A austeridade: um valor e uma bússula em tempo de crise.
Segunda-feira, Janeiro 9, 2012

Falar da austeridade como um valor é tornar-se antipático. As pessoas não gostam que lhes falem da importância do esforço, do sacrifício, da disciplina de vida. Mas a palavra austeridade necessita de perder esta conotação negativa. Ela tem um sentido positivo enquanto que nos ajuda a viver mais felizes, a ser mais solidários, a construir uma sociedade melhor. A austeridade é um valor que tem de estar presente no nosso projecto de vida. Os instintos de posse e de prazer precisam de ser dominados, de forma a não prejudicarem a realização de um projecto de vida verdadeiramente humanizante. O tempo de crise que estamos a viver ajuda-nos a recuperar e a valorizar a austeridade, a disciplina de vida, a vida simples como uma bússola para o nosso dia-a-dia.

Vivemos hoje numa sociedade onde muita gente, ofuscada pela riqueza material, só vê o “ouro”, só busca ter bens de consumo. Não vê as pessoas, vê apenas o “ouro”. Faz-se da vida uma busca do prazer. Este prazer passa sobretudo por embarcar no consumismo: saborear os bens alimentares que nos são apresentados, vestir as roupas de marca, deixar-se envolver pelos espectáculos e festas. O que importa, segundo alguns, é gozar a vida fazendo o que a cada momento nos apetece e nos dá algum prazer.

Por conseguinte, falar da austeridade como um valor é tornar-se antipático. As pessoas não gostam que lhes falem da importância do esforço, do sacrifício, da disciplina de vida. De facto, a palavra austeridade evoca renúncia a caminhos de rosas sem espinhos, para trilhar caminhos pedregosos, mas que são os melhores para quem quer crescer em humanidade e valer mais.

Mas a palavra austeridade necessita de perder esta conotação negativa. Ela tem um sentido positivo enquanto que nos ajuda a viver mais felizes, a ser mais solidários, a construir uma sociedade melhor. A austeridade é um valor que tem de estar presente no nosso projecto de vida.

Todas as pessoas têm um instinto de posse que as leva a adquirir sempre cada vez mais coisas. E na nossa sociedade não faltam bens para adquirir e nos tornar a vida fácil. Para além deste instinto de posse, há ainda a pressão social que nos vem da publicidade cada vez mais sofisticada, subtil e provocante, e também nos vem das pessoas que connosco vivem e convivem.

Além disso, há um instinto de prazer que nos leva a fugir de tudo o que tem a ver com renúncia, sacrifício, esforço. E na nossa sociedade tudo parece concorrer para que o viver se torne num prazer, pois toda a gente se encarrega de nos querer vender o prazer pela compra de um automóvel de uma determinada marca ou pelo consumo de uma determinada bebida.

Os instintos de posse e de prazer precisam de ser dominados, de forma a não prejudicarem a realização de um projecto de vida verdadeiramente humanizante.

Na verdade, um projecto de vida com interesse para cada um de nós deve ter em conta que, mais importante que o ter, o que importa é o ser.
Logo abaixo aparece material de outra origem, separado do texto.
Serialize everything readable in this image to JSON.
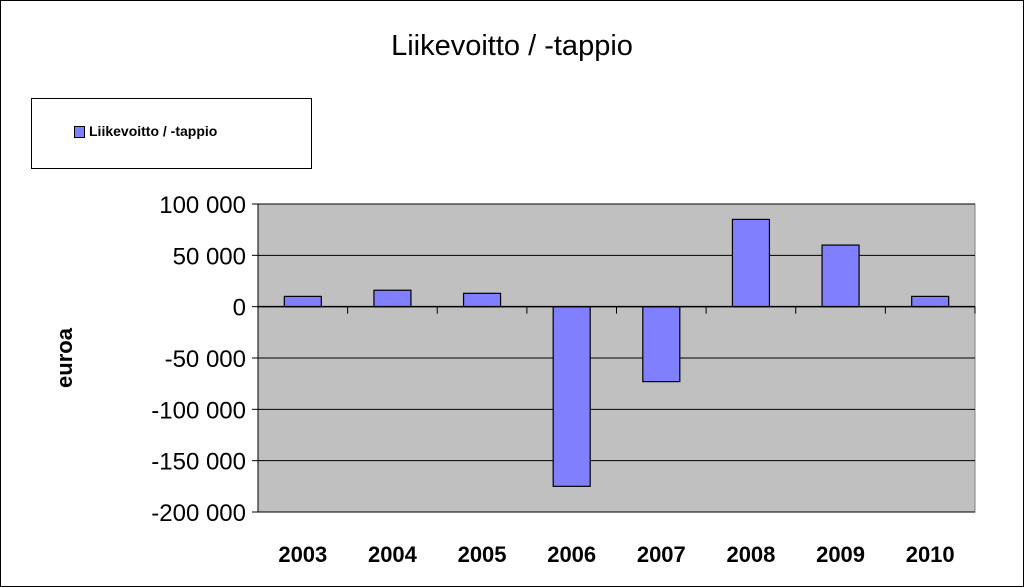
{
  "chart_data": {
    "type": "bar",
    "title": "Liikevoitto / -tappio",
    "ylabel": "euroa",
    "xlabel": "",
    "categories": [
      "2003",
      "2004",
      "2005",
      "2006",
      "2007",
      "2008",
      "2009",
      "2010"
    ],
    "series": [
      {
        "name": "Liikevoitto  / -tappio",
        "values": [
          10000,
          16000,
          13000,
          -175000,
          -73000,
          85000,
          60000,
          10000
        ]
      }
    ],
    "ylim": [
      -200000,
      100000
    ],
    "yticks": [
      100000,
      50000,
      0,
      -50000,
      -100000,
      -150000,
      -200000
    ],
    "ytick_labels": [
      "100 000",
      "50 000",
      "0",
      "-50 000",
      "-100 000",
      "-150 000",
      "-200 000"
    ],
    "grid": true,
    "legend": "top-left",
    "colors": {
      "bar": "#8080ff",
      "plot_background": "#c0c0c0",
      "gridline": "#000000"
    }
  }
}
Mais do que ter bens materiais, o importante é ser mais pessoa humana, isto é, ser mais saudável, ser mais feliz, ser mais solidário, ser mais justo, ser mais fraterno, ser mais serviçal, ser mais tolerante, ser mais honesto, ser mais dialogante, ser mais feliz.

Não se trata de renunciar aos bens materiais, mas de optar por um estilo de vida austero, pobre. Não nos referimos à pobreza sociológica, isto é, a essa pobreza não desejada que mantém muitas pessoas a viver sem dignidade, porque lhes falta o necessário para viver conforme a sua condição de pessoas humanas. Essa pobreza é para combater, pois não queremos na sociedade uma tal pobreza que humilha e escraviza.

Trata-se de viver um estilo de vida no qual se renuncia voluntariamente a bens supérfluos, dando testemunho de que para nós há algo de mais importante que o ter e o consumir desenfreadamente.

Esta austeridade está ao alcance de todos. E toda a gente é convidada a optar por um estilo de vida simples. Para tal, terá possivelmente de remar contra a maré, pois há sempre quem, por exemplo, não ache socialmente correcto não vestir a roupa de marca que a publicidade impõe.

Nos antípodas da austeridade colocam-se os gastadores, esses que querem é comer e divertir-se hoje o mais possível, porque o futuro é imprevisível. O melhor é coroarem-se hoje de rosas, antes que murchem, inebriarem-se hoje com o melhor vinho porque o amanhã ainda está para nascer.

Este estilo de vida simples tem de ser fonte de felicidade.